How can this data support the conservation of maned wolves in the wild?
Only 3% of the natural habitat available for maned wolves in Brazil is inside protected areas. That means animals are also living in areas where encounters with humans, vehicles and farming machinery are common — and stress levels are higher. When sugar cane fields are harvested, for example, wolves can lose all their vegetation cover and food resources in less than 24 hours.
Having objective measurements of stress levels, and an understanding of where and how wolves move, could help us and land owners think about managing the land in ways that are more beneficial to wildlife. Our main goal is to become experts in the use of this technology, so we can apply it to the conservation of maned wolves and other endangered species in the wild. Studying the animals at SCBI has provided us with the skills we need, as well as the opportunity to overcome any obstacles in a controlled and safe environment.
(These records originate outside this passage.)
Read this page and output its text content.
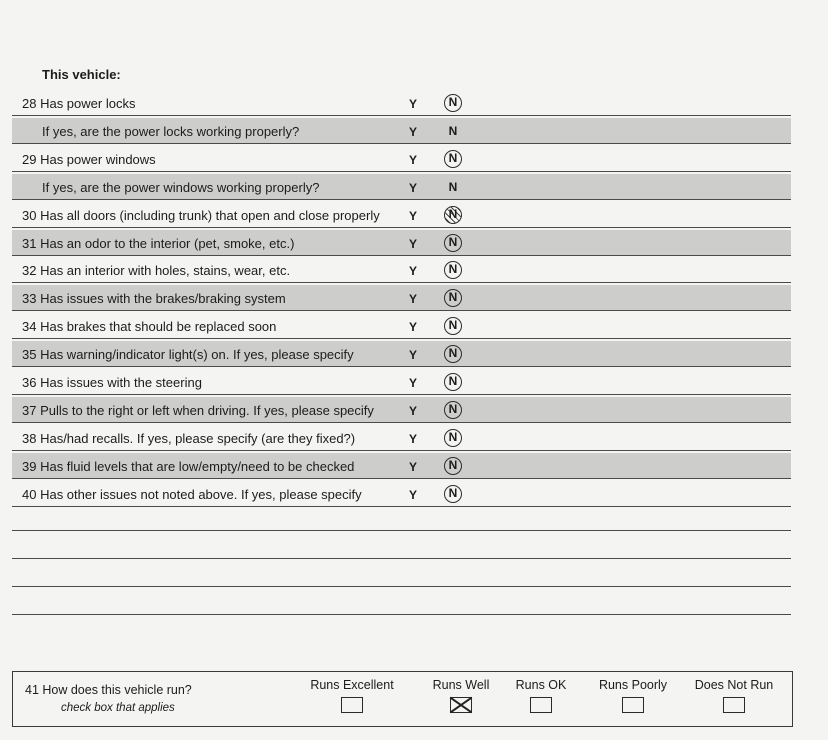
This vehicle:
28 Has power locks	Y	N
If yes, are the power locks working properly?	Y	N
29 Has power windows	Y	N
If yes, are the power windows working properly?	Y	N
30 Has all doors (including trunk) that open and close properly Y	N
31 Has an odor to the interior (pet, smoke, etc.)	Y	N
32 Has an interior with holes, stains, wear, etc.	Y	N
33 Has issues with the brakes/braking system	Y	N
34 Has brakes that should be replaced soon	Y	N
35 Has warning/indicator light(s) on. If yes, please specify	Y	N
36 Has issues with the steering	Y	N
37 Pulls to the right or left when driving. If yes, please specify	Y	N
38 Has/had recalls. If yes, please specify (are they fixed?)	Y	N
39 Has fluid levels that are low/empty/need to be checked	Y	N
40 Has other issues not noted above. If yes, please specify	Y	N
41 How does this vehicle run?
check box that applies
Runs Excellent	Runs Well	Runs OK	Runs Poorly	Does Not Run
What’s next for the Rhythm of Life Project?
This project is an excellent example of how much we can accomplish when we work as a team. We are physiologists, ecologists, biologists, veterinarians, animal care staff, students, donors, partners and more, all coming together to make this work possible. After a successful start, we’re expanding our scientific research at SCBI to other species, including eight scimitar-horned oryx. We proved that heart monitors can be safely used in maned wolves, and generated valuable information to compare with wild wolves. In 2021, we plan to start a field study with maned wolves in Brazil.
The Rhythm of Life Project was made possible with generous support from Medtronic.